Les personnes âgées confrontées à de telles situations sont souvent résignées.
Des propositions à l’Assemblée Nationale
Dans le cadre d’une audition de plusieurs associations par la députée LREM Stéphanie Atger (16/11/2020), les Petits Frères des Pauvres ont émis plusieurs pistes d’amélioration. La députée, très sensible à la question des maltraitances familiales, a d’ailleurs publié une récente tribune à ce sujet.
Notre Association a notamment recommandé la sensibilisation et la mobilisation de l’opinion publique sur les phénomènes de maltraitances des personnes âgées vulnérables, un meilleur accès aux dispositifs d’aide pour les victimes et les proches aidants ou encore une amélioration des dispositions du code pénal afin de prendre en considération la notion d’abus de vulnérabilité.
Je crois avoir repéré une personne âgée maltraitée : que faire ?
- Ne prenez pas l’initiative de qualifier la situation de « maltraitance »
- Proposez à la personne un moment pour discuter et partagez avec elle l’inquiétude qui est la vôtre sur sa situation. Si elle accepte de se confier à vous, écoutez là sans prendre parti. Lui permettre d’exprimer ce qui est douloureux pour elle est déjà un premier pas.
- Même si cela peut sembler difficile, n’essayez pas de vouloir résoudre en quelques minutes une situation qui perdure sans doute depuis longtemps. La personne a besoin avant tout d’une écoute et non de solutions qu’elle ne se sentirait pas capable de mettre en œuvre.

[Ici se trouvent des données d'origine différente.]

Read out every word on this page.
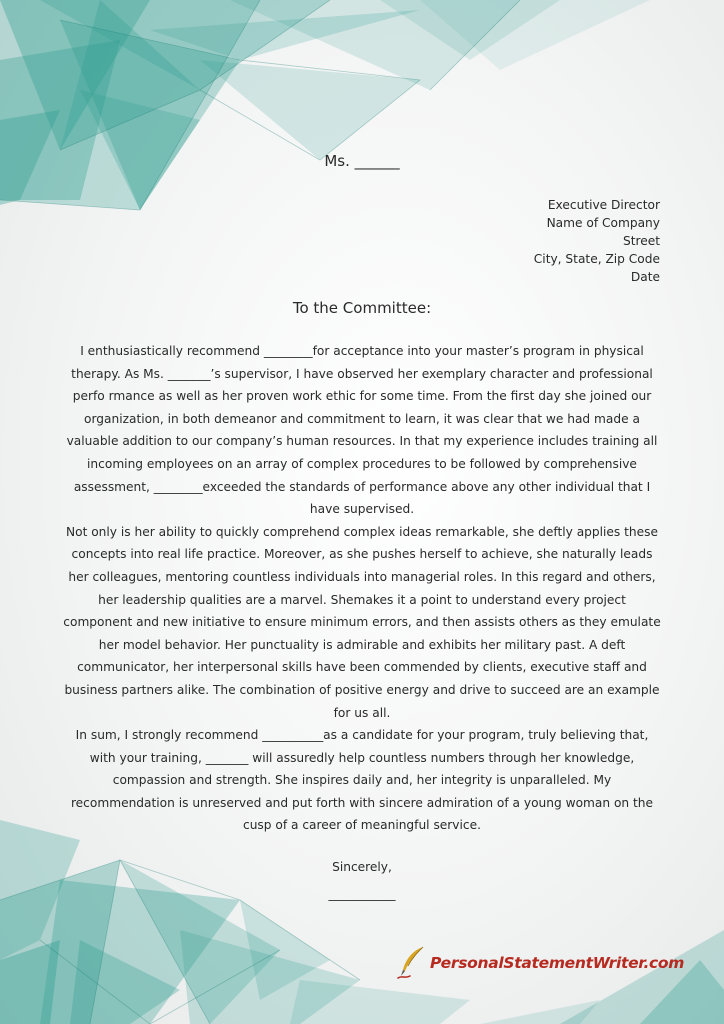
Ms. ______
Executive Director
Name of Company
Street
City, State, Zip Code
Date
To the Committee:

I enthusiastically recommend ________for acceptance into your master’s program in physical therapy. As Ms. _______’s supervisor, I have observed her exemplary character and professional perfo rmance as well as her proven work ethic for some time. From the first day she joined our organization, in both demeanor and commitment to learn, it was clear that we had made a valuable addition to our company’s human resources. In that my experience includes training all incoming employees on an array of complex procedures to be followed by comprehensive assessment, ________exceeded the standards of performance above any other individual that I have supervised.

Not only is her ability to quickly comprehend complex ideas remarkable, she deftly applies these concepts into real life practice. Moreover, as she pushes herself to achieve, she naturally leads her colleagues, mentoring countless individuals into managerial roles. In this regard and others, her leadership qualities are a marvel. Shemakes it a point to understand every project component and new initiative to ensure minimum errors, and then assists others as they emulate her model behavior. Her punctuality is admirable and exhibits her military past. A deft communicator, her interpersonal skills have been commended by clients, executive staff and business partners alike. The combination of positive energy and drive to succeed are an example for us all.

In sum, I strongly recommend __________as a candidate for your program, truly believing that, with your training, _______ will assuredly help countless numbers through her knowledge, compassion and strength. She inspires daily and, her integrity is unparalleled. My recommendation is unreserved and put forth with sincere admiration of a young woman on the cusp of a career of meaningful service.

Sincerely,
___________
PersonalStatementWriter.com
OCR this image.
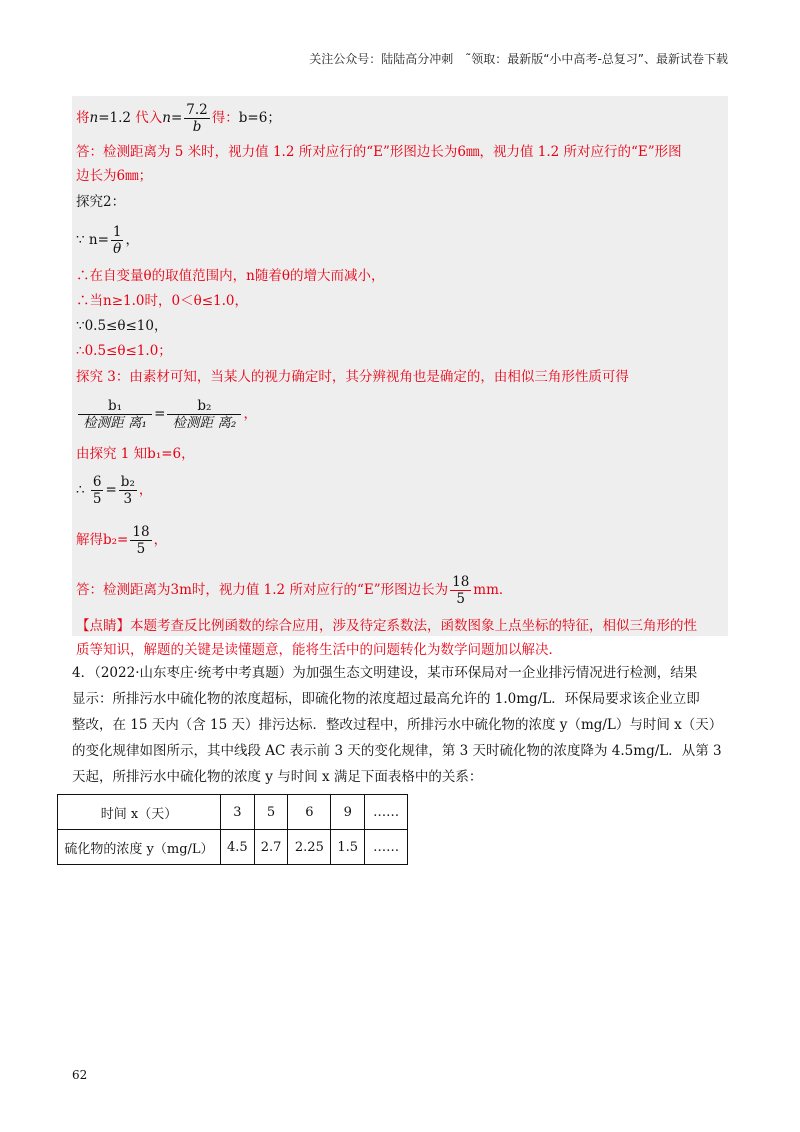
关注公众号：陆陆高分冲刺　˜领取：最新版“小中高考-总复习”、最新试卷下载
将n=1.2 代入$n= \frac{7.2}{b}$ 得：b=6；
答：检测距离为 5 米时，视力值 1.2 所对应行的“E”形图边长为6㎜，视力值 1.2 所对应行的“E”形图
边长为6㎜；
探究2：
∵ $n= \frac{1}{\theta}$ ，
∴在自变量θ的取值范围内，n随着θ的增大而减小，
∴当n≥1.0时，0＜θ≤1.0，
∵0.5≤θ≤10，
∴0.5≤θ≤1.0；
探究 3：由素材可知，当某人的视力确定时，其分辨视角也是确定的，由相似三角形性质可得
$\frac{\text{b₁}}{\text{检测距 离₁}} = \frac{\text{b₂}}{\text{检测距 离₂}}$ ，
由探究 1 知b₁=6，
∴ $\frac{6}{5} = \frac{\text{b₂}}{3}$ ，
解得$b_2= \frac{18}{5}$ ，
答：检测距离为3m时，视力值 1.2 所对应行的“E”形图边长为 $\frac{18}{5}$ mm．
【点睛】本题考查反比例函数的综合应用，涉及待定系数法，函数图象上点坐标的特征，相似三角形的性
质等知识，解题的关键是读懂题意，能将生活中的问题转化为数学问题加以解决．
4．（2022·山东枣庄·统考中考真题）为加强生态文明建设，某市环保局对一企业排污情况进行检测，结果
显示：所排污水中硫化物的浓度超标，即硫化物的浓度超过最高允许的 1.0mg/L．环保局要求该企业立即
整改，在 15 天内（含 15 天）排污达标．整改过程中，所排污水中硫化物的浓度 y（mg/L）与时间 x（天）
的变化规律如图所示，其中线段 AC 表示前 3 天的变化规律，第 3 天时硫化物的浓度降为 4.5mg/L．从第 3
天起，所排污水中硫化物的浓度 y 与时间 x 满足下面表格中的关系：
时间 x（天）	3	5	6	9	……
硫化物的浓度 y（mg/L）	4.5	2.7	2.25	1.5	……
62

- N’hésitez pas à contacter le 3977, numéro national dédié aux situations de maltraitances envers les personnes âgées et les adultes handicapés afin de pouvoir partager les éléments qui vous préoccupent. Des professionnels pourront alors vous donner les conseils et les conduites les plus ajustées en fonction de la situation singulière dont vous témoignez.
- En cas d’urgence (si vous entendez des cris, des coups,) prévenez la police au 17.